18.11.2024
Rébellion houthiste au Yémen : quel jeu politique entre les forces en place ?
Interview
23 janvier 2015
La transition politique a pris une forme particulière en 2011-2012 et a abouti à la démission du chef de l’Etat, Ali Abdallah Saleh, en novembre 2011, après une vague de contestations liées à l’onde de choc politique qui traversait alors le monde arabe. La transition avait été négociée avec une forte pression, à la fois des Etats-Unis et de l’Arabie saoudite, qui nourrissaient une véritable inquiétude quant à la déstabilisation du pays, considérant que le Yémen est situé face à la corne de l’Afrique, à l’ouverture de la mer rouge qui aboutit au canal de Suez et est un pays d’une grande importance stratégique. Les choses avaient, dans un premier temps, pu se régler par un compromis mais en réalité on constate que, depuis lors, cette transition a eu beaucoup de mal à se mettre en œuvre. Le président élu début 2012, Mansour Hadi était, par exemple, l’unique candidat aux présidentielles. Depuis son élection, il a du mal à s’imposer dans cette situation complexe car le Yémen est un pays où la structure de l’Etat est historiquement très faible et où les luttes de clans et de tribus sont les marqueurs du fonctionnement de la société. Il est vrai qu’Ali Abdallah Saleh avait réussi pendant plus de 33 ans à jouer un rôle d’unificateur entre ces multiples composantes et on peut considérer que son successeur n’y réussit pas de la même façon.

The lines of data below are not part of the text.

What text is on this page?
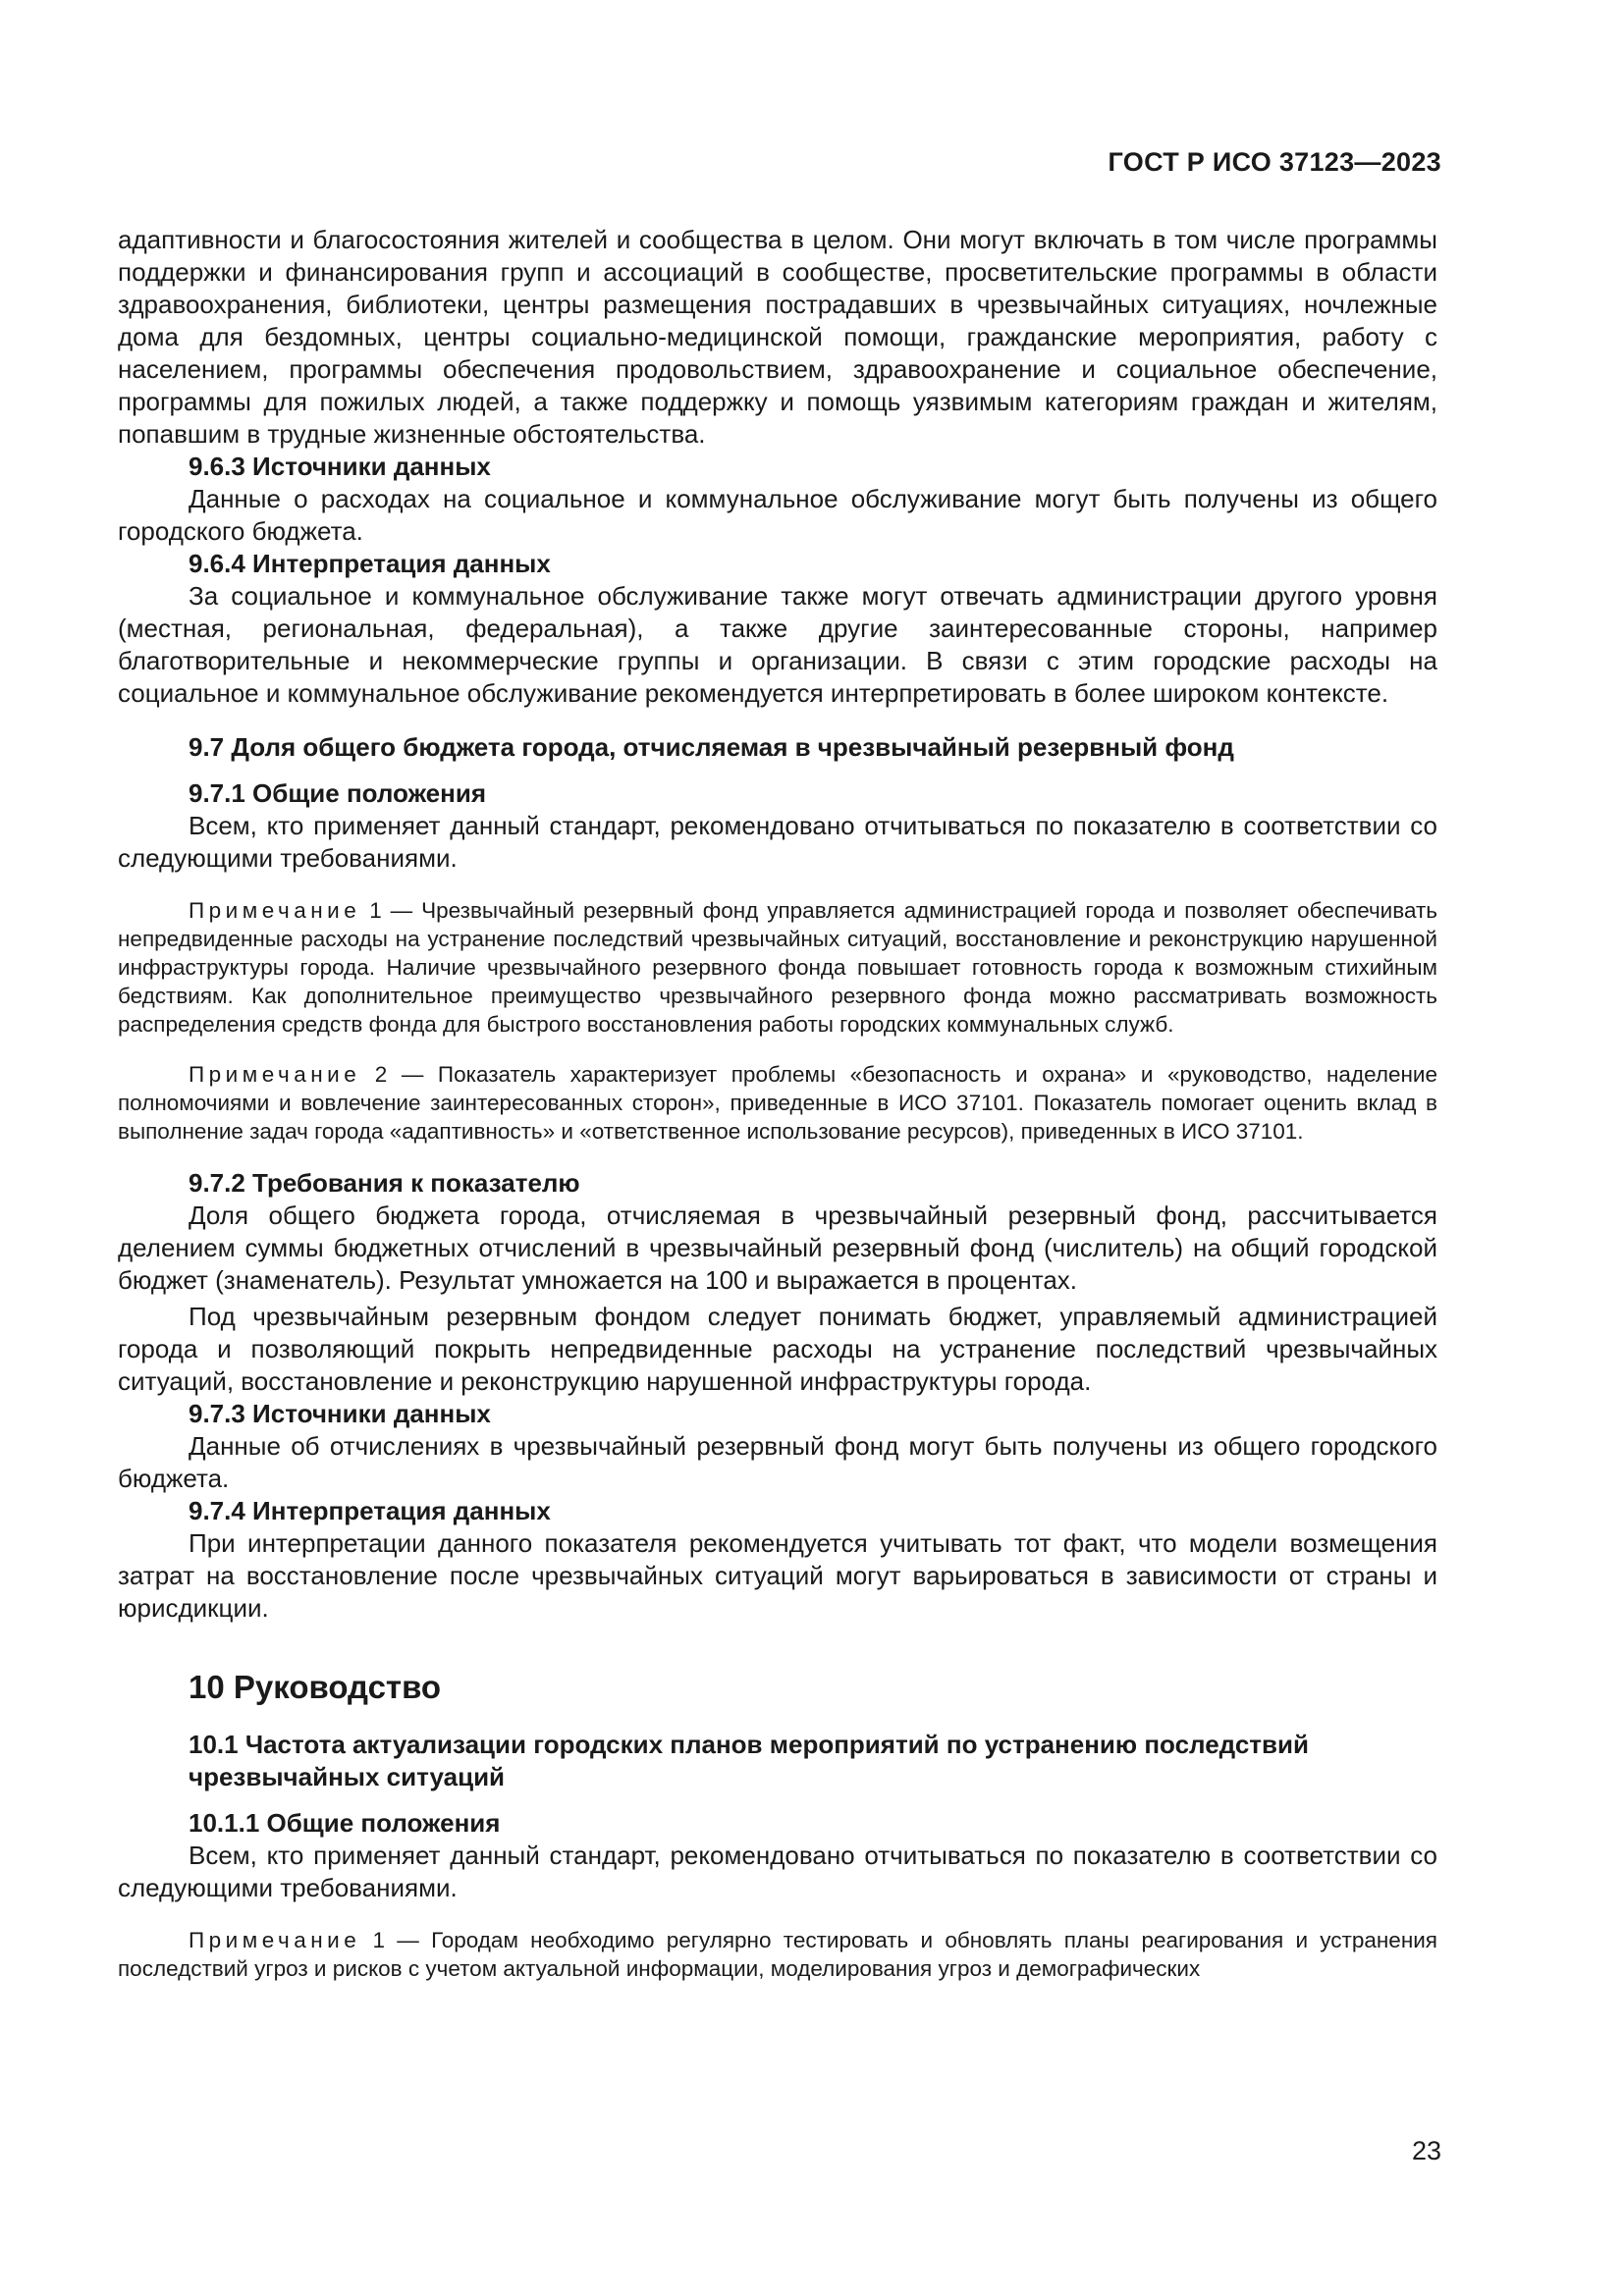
ГОСТ Р ИСО 37123—2023

адаптивности и благосостояния жителей и сообщества в целом. Они могут включать в том числе программы поддержки и финансирования групп и ассоциаций в сообществе, просветительские программы в области здравоохранения, библиотеки, центры размещения пострадавших в чрезвычайных ситуациях, ночлежные дома для бездомных, центры социально-медицинской помощи, гражданские мероприятия, работу с населением, программы обеспечения продовольствием, здравоохранение и социальное обеспечение, программы для пожилых людей, а также поддержку и помощь уязвимым категориям граждан и жителям, попавшим в трудные жизненные обстоятельства.

9.6.3 Источники данных

Данные о расходах на социальное и коммунальное обслуживание могут быть получены из общего городского бюджета.

9.6.4 Интерпретация данных

За социальное и коммунальное обслуживание также могут отвечать администрации другого уровня (местная, региональная, федеральная), а также другие заинтересованные стороны, например благотворительные и некоммерческие группы и организации. В связи с этим городские расходы на социальное и коммунальное обслуживание рекомендуется интерпретировать в более широком контексте.

9.7 Доля общего бюджета города, отчисляемая в чрезвычайный резервный фонд
9.7.1 Общие положения

Всем, кто применяет данный стандарт, рекомендовано отчитываться по показателю в соответствии со следующими требованиями.

Примечание 1 — Чрезвычайный резервный фонд управляется администрацией города и позволяет обеспечивать непредвиденные расходы на устранение последствий чрезвычайных ситуаций, восстановление и реконструкцию нарушенной инфраструктуры города. Наличие чрезвычайного резервного фонда повышает готовность города к возможным стихийным бедствиям. Как дополнительное преимущество чрезвычайного резервного фонда можно рассматривать возможность распределения средств фонда для быстрого восстановления работы городских коммунальных служб.

Примечание 2 — Показатель характеризует проблемы «безопасность и охрана» и «руководство, наделение полномочиями и вовлечение заинтересованных сторон», приведенные в ИСО 37101. Показатель помогает оценить вклад в выполнение задач города «адаптивность» и «ответственное использование ресурсов), приведенных в ИСО 37101.

9.7.2 Требования к показателю

Доля общего бюджета города, отчисляемая в чрезвычайный резервный фонд, рассчитывается делением суммы бюджетных отчислений в чрезвычайный резервный фонд (числитель) на общий городской бюджет (знаменатель). Результат умножается на 100 и выражается в процентах.

Под чрезвычайным резервным фондом следует понимать бюджет, управляемый администрацией города и позволяющий покрыть непредвиденные расходы на устранение последствий чрезвычайных ситуаций, восстановление и реконструкцию нарушенной инфраструктуры города.

9.7.3 Источники данных

Данные об отчислениях в чрезвычайный резервный фонд могут быть получены из общего городского бюджета.

9.7.4 Интерпретация данных

При интерпретации данного показателя рекомендуется учитывать тот факт, что модели возмещения затрат на восстановление после чрезвычайных ситуаций могут варьироваться в зависимости от страны и юрисдикции.

10 Руководство
10.1 Частота актуализации городских планов мероприятий по устранению последствий чрезвычайных ситуаций
10.1.1 Общие положения

Всем, кто применяет данный стандарт, рекомендовано отчитываться по показателю в соответствии со следующими требованиями.

Примечание 1 — Городам необходимо регулярно тестировать и обновлять планы реагирования и устранения последствий угроз и рисков с учетом актуальной информации, моделирования угроз и демографических

23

Concernant les Houthistes eux-mêmes, ce sont des chiites, un groupe qui représente environ un tiers de la population yéménite. Ce sont, plus spécifiquement, des zaydites, une branche du chiisme et ils sont, depuis 2004, en guerre contre ce que j’appellerais, faute de mieux, « l’Etat central ». Il y a eu dans ce cadre des combats jusqu’à la signature d’un cessez-le-feu favorable au régime en février 2010. Mais les milices houthistes, profitant du vide relatif au pouvoir à cause de la crise politique, ont relancé leur combat pour aboutir, finalement, à prendre la capitale de la province du Nord, Saada, au début de l’année dernière, mais surtout à s’implanter puis contrôler la capitale du pays, Sanaa, depuis le 21 septembre 2014. Depuis lors, il y a un bras de fer entre les Houthistes et le « pouvoir central » et il est clair que les milices chiites sont parvenus à s’imposer comme une force politique et militaire et exercent une pression de plus en plus forte sur le président. Ces derniers jours, ils sont arrivés notamment à entourer le palais présidentiel et à y pénétrer. Est-ce alors un coup d’Etat ? Non au sens où, visiblement, un compromis politique a été trouvé entre le président de la République et les rebelles. Sera-t-il appliqué ? Les prochains jours nous le diront mais il semble que les Houthistes aient accepté de desserrer l’étau qu’ils exerçaient sur le périmètre immédiat du palais présidentiel.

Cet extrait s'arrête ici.